The Sacramento City Council will soon decide whether to cap shelter beds at around 600 in Sacramento’s River District as early as February.
The City of Sacramento’s Law and Legislation committee voted 3 to 1 to move the ordinance forward Tuesday afternoon. Committee members Roger Dickinson, Rick Jennings and Phil Pluckebaum voted in favor of the rule, and Caity Maple was the sole dissenting vote.
Phil Pluckebaum, who is also the councilmember representing the River District, put the idea forward.
“The history of corralling folks into the River District I think is both shameful and not something we want to continue to replicate,” Pluckebaum said. “That is part of the intent of this ordinance, is to create some downward pressure on the River District that will create some upward pressure in other places in the city.”
Committee member Maple said that capping beds in certain locations could have unintended consequences.
“ This feels like it could be a slippery slope,” she said. “You have one community that has very real concerns, that are valid, and yet there are also many others.”

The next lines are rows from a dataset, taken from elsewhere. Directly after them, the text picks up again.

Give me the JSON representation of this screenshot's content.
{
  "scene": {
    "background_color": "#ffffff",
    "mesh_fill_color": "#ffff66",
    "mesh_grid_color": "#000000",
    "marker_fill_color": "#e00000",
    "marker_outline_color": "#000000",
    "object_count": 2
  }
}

Pluckebaum said the intention behind the ordinance is to more evenly balance the amount of unhoused people in the area with its future development. Development in Sacramento’s Railyards is on track to include a soccer stadium for Sacramento’s Republic FC team, a new Kaiser Permanente campus and a community market that focuses on fresh food through Alchemist CDC.
The region has approximately 526 beds. The ordinance would account for sites that are already in the works– this includes a safe camping site with occupancy for 100 people at 291 Sequoia Boulevard.
During public comment, many spoke against the proposed ordinance, but River District Board Secretary Greta Lacin said the issue of homelessness disproportionately affects the region.
“The River District has really suffered,” Lacin said. “Businesses have left, many businesses have left, especially in the East end. And our streets, some of them have become no man’s land.”
The River District is home to the highest concentration of social and homelessness service providers in the city, according to city documents. District One in North Natomas and District 7 in the Pocket have no shelter beds.
Angela Hassell is executive director of Loaves and Fishes, one of Sacramento’s largest homelessness service providers that operates in the River District.
She told CapRadio that harmful policies from the 1950s and 1960s pushed people out of Downtown and Old Sacramento and into the industrial area of town for the sake of urban redevelopment.
She said the organization has chosen to operate there for the last 40 years because the need is there.
“Having a cap on the number of shelter beds and services that can potentially help people move out of those really desperate and dire circumstances just feels really incongruous with the reality of how many people there are that need the help,” Hassell said.
Others who helped unhoused people on the ground echoed Hassell’s sentiment.
Vrshaank Mahesh is a medical volunteer with Sacramento Street Medicine. He finds that the problem isn’t where people are concentrated, but the fact that there aren’t enough beds for everyone who needs it.
”When people talk about urban blight and crime, it’s not because these folks are just evil and trying to wreak havoc on the River District,” Mahesh said. “It’s really because they’ve been ejected from institutional support. Capping the amount of beds is going to completely worsen that issue.”
Mahesh believes that conversation surrounding homeless strategy should focus on ways we can expand support versus reducing support.
“ It’s better to write an ordinance that’s focused on what we’re capable of doing instead of what we shouldn’t do,” Mahesh said.
The fate of shelter beds in the River District will next go to council for a vote, which according to Pluckebaum will most likely happen in February.